Though equine massage is not a regulated profession like human massage therapy, the IFREMT strives to apply the same level of qualification standards to the “REMT” accreditation process as those established by the College of Massage Therapists of Ontario – the governing body for Registered Massage Therapists (RMTs) that are licensed to work on people.
Similar to the education requirements in Ontario for RMTs, Registered Equine Massage Therapists (REMTs) complete a 2-year, 2200-hour program of study. In addition to passing both the written and veterinary-supervised practical components of the IFREMT entrance exams, REMTs also complete a 100-hour externship with an equine veterinarian. www.ifremt.org
Join the IFREMT’s Lindsay Day, Marguerite Old, and Vanessa Hayes in Presentation Tent 1 daily at the Can-Am!
Lindsay Day, REMT – Equine massage can play a unique and valuable role in helping horses to find ease of movement and comfort in their bodies, so they can feel and perform at their best. Lindsay Day is a Registered Equine Massage Therapist and award-winning equine health & science writer based in Guelph, Ontario. An avid and life-long equestrian herself, Lindsay works with a variety of horses in her practice from grand prix competitors to those at the grass roots.
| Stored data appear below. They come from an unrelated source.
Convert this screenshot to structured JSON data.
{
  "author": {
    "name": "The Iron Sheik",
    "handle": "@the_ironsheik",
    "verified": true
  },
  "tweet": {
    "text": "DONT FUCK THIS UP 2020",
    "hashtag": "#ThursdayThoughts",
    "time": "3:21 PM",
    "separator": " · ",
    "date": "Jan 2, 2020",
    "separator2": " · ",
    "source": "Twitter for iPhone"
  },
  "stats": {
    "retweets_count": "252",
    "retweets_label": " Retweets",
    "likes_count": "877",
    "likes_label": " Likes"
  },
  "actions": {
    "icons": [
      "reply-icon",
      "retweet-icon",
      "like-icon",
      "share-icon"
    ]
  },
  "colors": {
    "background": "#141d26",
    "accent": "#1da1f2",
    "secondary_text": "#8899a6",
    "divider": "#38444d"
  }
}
Marguerite Old, REMT – Understanding the structure, complexity and strength of a horse’s back is critical to his usefulness, ability, and wellbeing. Marguerite Old, REMT has been operating Equine Edge Massage Therapy since 2009. Her practice involves horses in a variety of disciplines, however primarily focuses on Thoroughbred racehorses at Woodbine Racetrack in Toronto.
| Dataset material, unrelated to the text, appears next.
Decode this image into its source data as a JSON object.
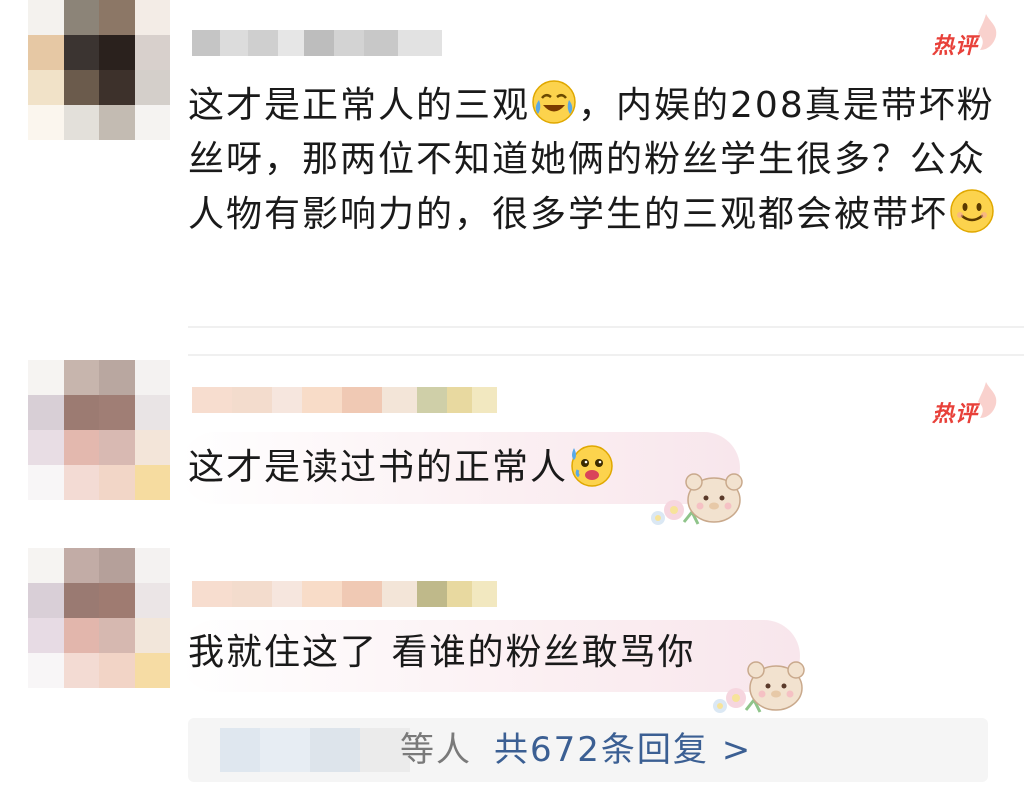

Vanessa Hayes, REMT – Equine massage therapy can be used to compliment your horses regular care, such as their nutrition, exercise and hoof care. It can also be a valuable tool during the rehabilitation process after an injury (with veterinary consult). Vanessa Hayes began working as a Registered Equine Massage Therapist in 2009 through her business Hands on Horses. Vanessa enjoys working with clients of all disciplines, both English and Western and at all levels of expertise.